Social activities outlived commercial ones in Taylorville. In 1925, residents formed a baseball team to compete in a local league. This team was active until 1952, when population decline meant the locality was unable to produce enough interested players. Taylorville's school remained operational until 1963. The post office, which had operated since 1939 from the farm house of postmaster Mrs. Fawn Campbell, also shut down that year. It closed due to a decline in necessity for mail services to the area.
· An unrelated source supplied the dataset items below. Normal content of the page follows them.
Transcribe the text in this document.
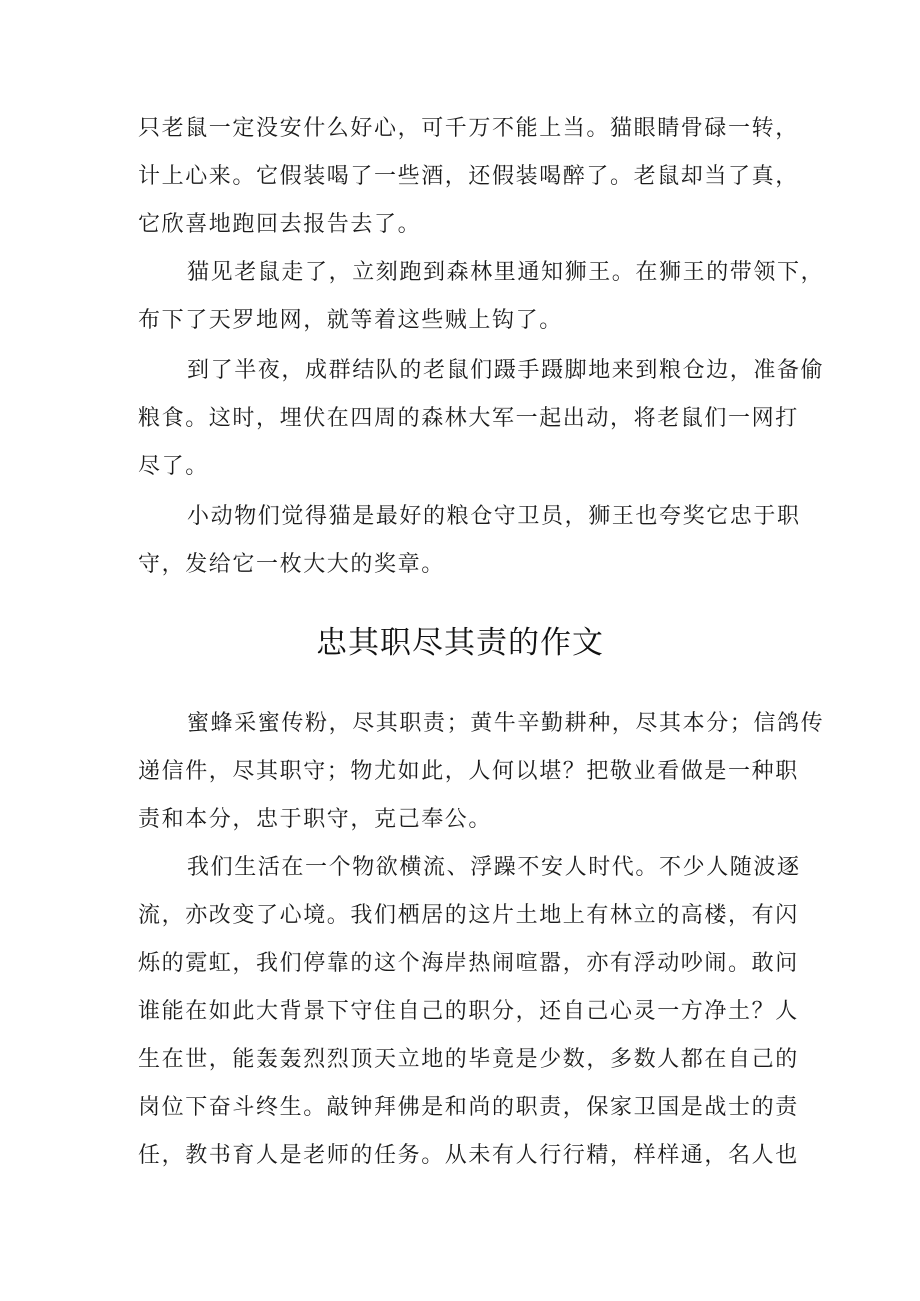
只老鼠一定没安什么好心，可千万不能上当。猫眼睛骨碌一转，
计上心来。它假装喝了一些酒，还假装喝醉了。老鼠却当了真，
它欣喜地跑回去报告去了。
猫见老鼠走了，立刻跑到森林里通知狮王。在狮王的带领下，
布下了天罗地网，就等着这些贼上钩了。
到了半夜，成群结队的老鼠们蹑手蹑脚地来到粮仓边，准备偷
粮食。这时，埋伏在四周的森林大军一起出动，将老鼠们一网打
尽了。
小动物们觉得猫是最好的粮仓守卫员，狮王也夸奖它忠于职
守，发给它一枚大大的奖章。
忠其职尽其责的作文
蜜蜂采蜜传粉，尽其职责；黄牛辛勤耕种，尽其本分；信鸽传
递信件，尽其职守；物尤如此，人何以堪？把敬业看做是一种职
责和本分，忠于职守，克己奉公。
我们生活在一个物欲横流、浮躁不安人时代。不少人随波逐
流，亦改变了心境。我们栖居的这片土地上有林立的高楼，有闪
烁的霓虹，我们停靠的这个海岸热闹喧嚣，亦有浮动吵闹。敢问
谁能在如此大背景下守住自己的职分，还自己心灵一方净土？人
生在世，能轰轰烈烈顶天立地的毕竟是少数，多数人都在自己的
岗位下奋斗终生。敲钟拜佛是和尚的职责，保家卫国是战士的责
任，教书育人是老师的任务。从未有人行行精，样样通，名人也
Taylorville continued to serve as the base of LDS Church administrators in the area until 1964, when the Taylorville Ward was absorbed by the Aetna Ward. The local chapel subsequently ceased operations, and the original Taylorville settlement was entirely abandoned by 1976. Although some farms are active in the vicinity as of 2025, only ruins remain of the original settlement.

== Cemetery ==
Taylorville Cemetery, established in 1902, remains open and maintained by Cardston County as of January 2026.